With the many problems Japan was facing, it was no wonder that the COVID-19 pandemic made it the largest economy to enter recession; and prognostics are not positive. Bloomberg forecasts that the Japanese GDP could contract more than 20% in 2020 because of the virus. After all, some of the most devastating effects to the Japanese economy include the plummeting number of exports, the postponement of the Tokyo Olympics, and the complete vanishment of tourism.
Since we have touched tourism…
In 2019, it seemed that every media company (including Japan Info) kept reporting on the record numbers of foreign tourists visiting Japan, as well as their pros and cons. However, the COVID-19 virus has brought tourism to complete halt, April seeing a 99.9% drop.
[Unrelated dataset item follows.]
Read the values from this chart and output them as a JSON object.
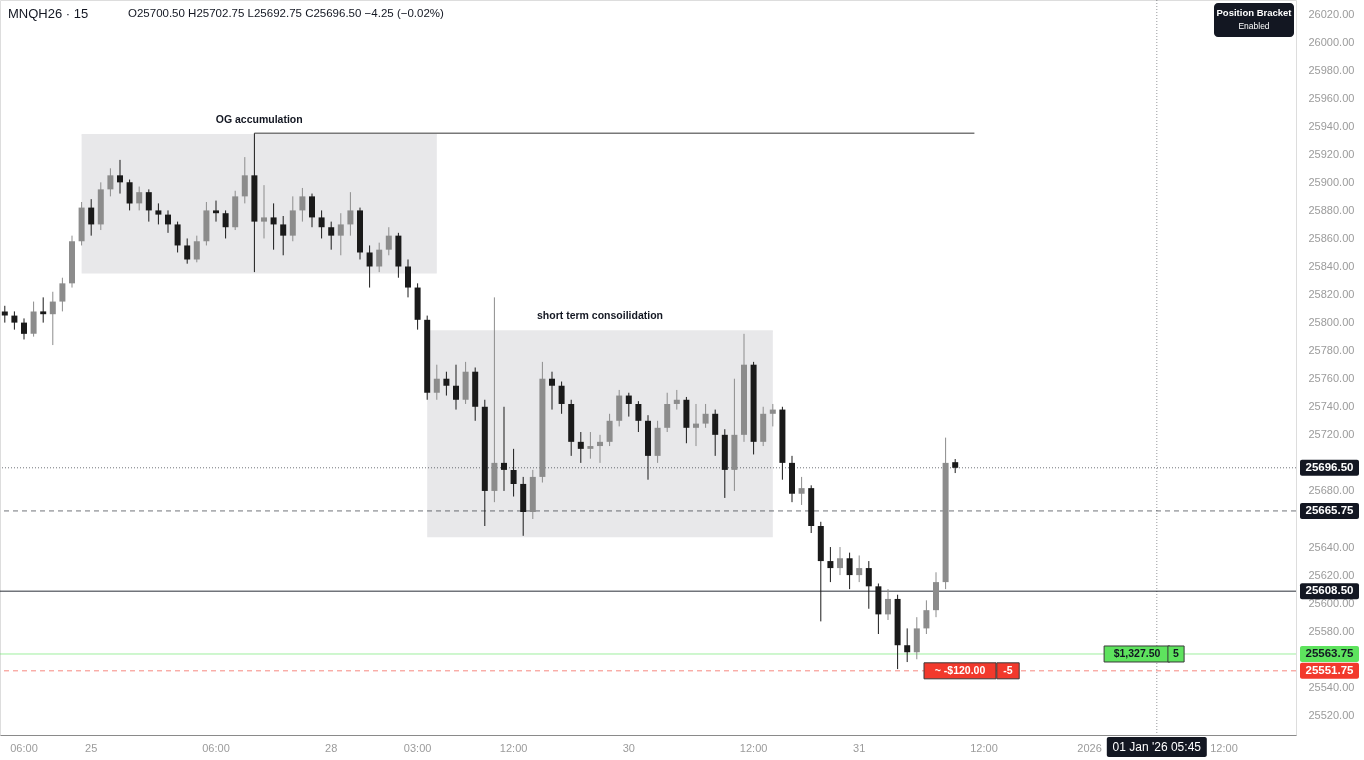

This is not entirely surprising since Japan implemented a travel ban early on that now includes over 100 countries.
With salaries stagnating and consumer spending decreasing due to Abe’s decision to increase the sales tax, Japan has relied on the money foreign tourists inject into the economy; and while there is debate about whether relying on tourisms as opposed to strengthening domestic consumption is a colossal mistake, it is clear that the current administration wants to do everything it can to bolster tourism.
The Japan Times has now reported that the government has come up with a plan to once again attract foreing tourists. This plan consists in covering half of the foreign tourists’ expenses, and would require ¥1.35 trillion ($12.5 billion).
If this plan comes into effect, it would of course present a wonderful opportunity for foreing visitors. However, the government will first see if the situation concerning COVID-19 gets better. If it does, then the program could start as early as July.
Would you consider taking advantage of this program?